Sie fordern eine neue Kultur des Umgangs miteinander. Nicht irgendwann, sondern jetzt. "Mit einer längst überfälligen öffentlichen Ehrenerklärung für Barbara, mit einem fairen Umgang untereinander auch bei Differenzen, mit strukturellen Lösungen, bei denen sich die gesamte Redaktion mitgenommen fühlt und nicht bei einer Gruppe das Gefühl entsteht, in der Chefredaktion nicht mehr vertreten zu sein."

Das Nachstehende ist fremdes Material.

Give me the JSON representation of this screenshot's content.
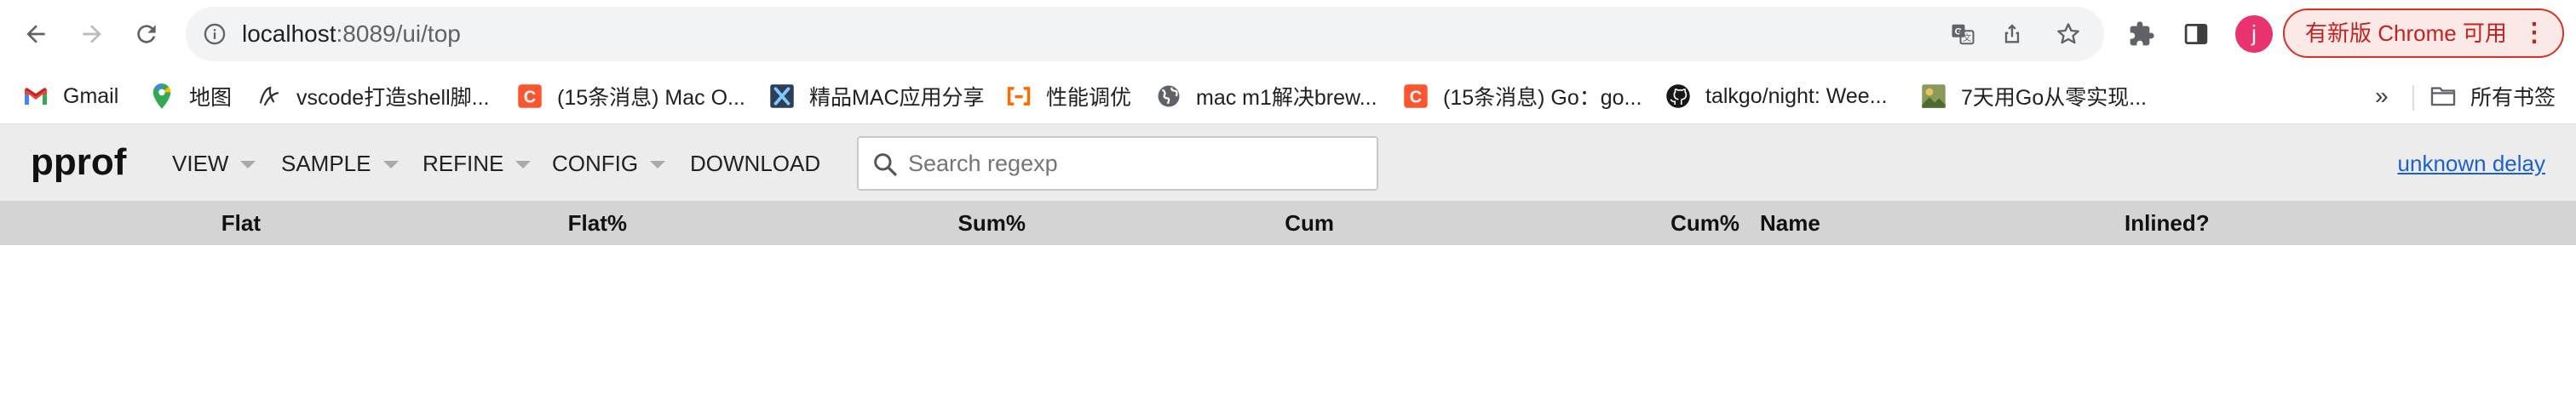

Die Unterzeichner des Briefs wünschen sich eine Lösung mit Barbara Hans, die als Chefredakteurin in der Redaktion großen Rückhalt habe. "Sollte das – aus welchen Gründen auch immer – nicht möglich sein, erwarten wir von Euch schnelle und konkrete Erklärungen dazu, wie es weitergehen soll", so die klare Ansage an die Chef-Etage. "Wir brauchen einen Plan – und es ist Euer Job, sich darum zu kümmern und in der Zwischenzeit Schaden für alle Beteiligten und für den Spiegel abzuwenden."

Beim Spiegel heißt es auf Nachfrage von kress.de, man sei in Gesprächen mit Barbara Hans und bitte gemeinsam um Verständnis, "dass wir uns nicht äußern", so eine Unternehmenssprecherin.